Wednesday, November 16, 2005

I'm being censored

some people are writing me hate-mails in response to my blogs, so I'm taking it down a notch, have deleted my last entry, and am considering to close shop AGAIN and rebuild somewhere else, where I can finally be free. And this time I won't share the damn thing with anyone. One snitch is enough and the anonymity of this blogspot is gone.
This is my personal page. I can write and bitch about whatever I want but as soon as I open it to someone I know I have responsibilities. People are offended quite easily ... and I understand since I am quite defensive myself. Shit, I wish I'd care less. Dario's state of mind is like my ultimate goal in life. To just give a shit. That's true bliss. ;)

Unfortunately, I think too much.
And I've once again been stabbed in the back by someone I thought was my friend. (I'm not prepared for this shit. I come from a small town in Austria. There was no Highschool grouping, no ostracizing, whatever school-kids do here to kill each other's confidence and trust in each other.)
I won't go into the details, for I would like to forget about this as soon as possible but since this happened to me before, I know it will take a while. I just care too much.
This time it's actually worse. My reputation has been totally dragged through the mud. Someone tried to twist my discretion into a case of dishonesty and I ended up looking like a fool.

One of the things I've learned: don't trust anyone....and... people are childish.
And this is why I need to leave this place soon. If I can make it at all possible, I will get out of here, for I believe this is going to happen again and I will become a bitter person who can't find trust in friendships anymore.
If any of my real friends here could read this right now they'd probably slap me upside down the head. Of course, I have a couple of really great, honest people I can count on as my friends, however, I either close up now to all future possible friendships or I leave. I'm not taking that risk of opening up again. When I give friendship I am prepared to give all I have. This is why it hurts so much when it turns out to be a fake.

I'm serious about leaving. I just don't know how feasible it will be. First thing, I have to find an affordable flight (did you hear about the new post-911 government fee? I tried to book a ticket to Austria for about 300.- including all regular taxes and then when I tried to check-out they added a 500.- govt. fee to the price!!! When will I ever be able to afford to get my whole family home for a visit?) Anyway....I'm trying not to think about that right now. I can start my job-search in Vienna via the internet.

I don't know if anything will be better....politics suck over there, as well...plenty of people are stuck-up or right-winged or whatever else can piss one off ...but,... as I've said before (oh, I deleted that entry) ... at least, you know what you're getting. If they're gonna be nice they're gonna be nice, if they're gonna be assholes they're gonna be assholes pretty much from the beginning. There is no pretense.
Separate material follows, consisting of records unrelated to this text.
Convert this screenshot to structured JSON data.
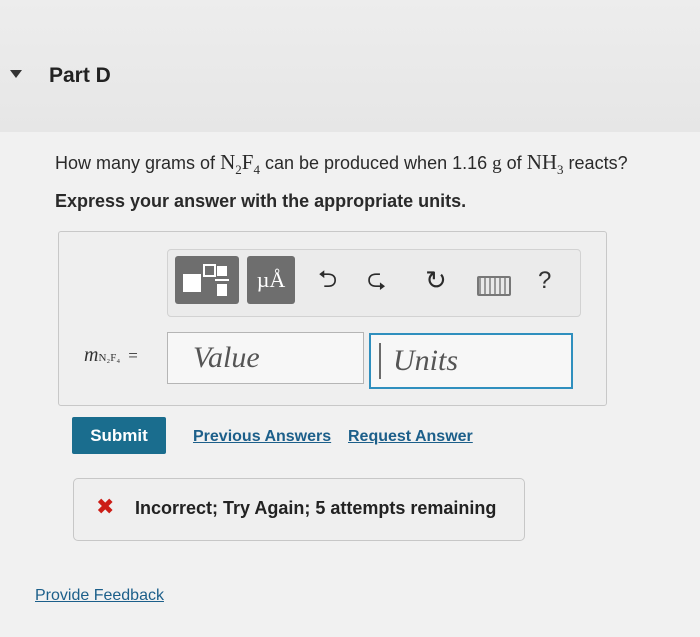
{
  "part": {
    "title": "Part D"
  },
  "question": {
    "text_pre": "How many grams of",
    "formula1": "N",
    "formula1_sub1": "2",
    "formula1_mid": "F",
    "formula1_sub2": "4",
    "text_mid": "can be produced when 1.16",
    "unit_g": "g",
    "text_of": "of",
    "formula2": "NH",
    "formula2_sub": "3",
    "text_post": "reacts?"
  },
  "instruction": "Express your answer with the appropriate units.",
  "toolbar": {
    "units_label": "µÅ",
    "undo_icon": "undo-icon",
    "redo_icon": "redo-icon",
    "reset_icon": "reset-icon",
    "keyboard_icon": "keyboard-icon",
    "help_label": "?"
  },
  "answer": {
    "var": "m",
    "var_sub": "N₂F₄",
    "equals": "=",
    "value_placeholder": "Value",
    "units_placeholder": "Units"
  },
  "actions": {
    "submit": "Submit",
    "previous_answers": "Previous Answers",
    "request_answer": "Request Answer"
  },
  "feedback": {
    "status_icon": "x-icon",
    "status_color": "#cc1d16",
    "message": "Incorrect; Try Again; 5 attempts remaining"
  },
  "footer": {
    "provide_feedback": "Provide Feedback"
  },
  "colors": {
    "accent": "#1a6d8e",
    "link": "#1c5f8a",
    "focus": "#2f8fbe"
  }
}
I need to find a place of peace.
Maybe I just need to be away from the city...
Can you tell I'm on a low?
It's been a bad bad day.

PS: I've turned off commenting to avoid any more impulsive hate messages from certain cholerics. sigh. If you would like to comment on any of my crap ...feel free to e-mail me.
Maybe there is someone who could tell me that it isn't like that here everywhere in America. And maybe they could tell me EXACTLY where that place is so I can move there.
Obviously, I also like living in the U.S. ....why else, would I have stuck around for so long. I like the diversity of this country, how far people have come, what kind of differences people have made here; I love the landscapes, the fact that I can hop into my car and go from ocean, to mountains, to deserts and to drylands and don't even have to bring my passport (although, nowadays one better carry i.d....after all, I am half-Syrian. ;) ..... my father, who's just come back from visiting home (Syria) tells me that the people on the street are scared over there. They are scared the Americans are going to level them as they have done elsewhere in the Middle-East. This is sad to hear.

Someone told me I might have a superiority complex ...always talking bad about America and praising Europe. Obviously, this person does not know me very well. First of all, I bitch at any government there is...and wherever I see injustice or wrongdoing. When I'm in Austria, I'm actually more upset at the politicians than here, for it is "my country"....I kinda feel responsible for the shit they talk. Half my youth I spent on demonstrations and platforms, writing articles and joining vigils, all in protest of the right-winged party of the government.
And when it comes to bitching about people then know that I usually defend my adopted home (or rather, its individuals) when it is being attacked by anyone I know back home...and that's pretty much everyone by now (thank you, Mr. Bush) ..... but I know better than to throw everyone in one pot....I have friends here, ...I have come to understand the culture of small-talk, I can usually spot superficiality ... nevertheless I'm still lost sometimes.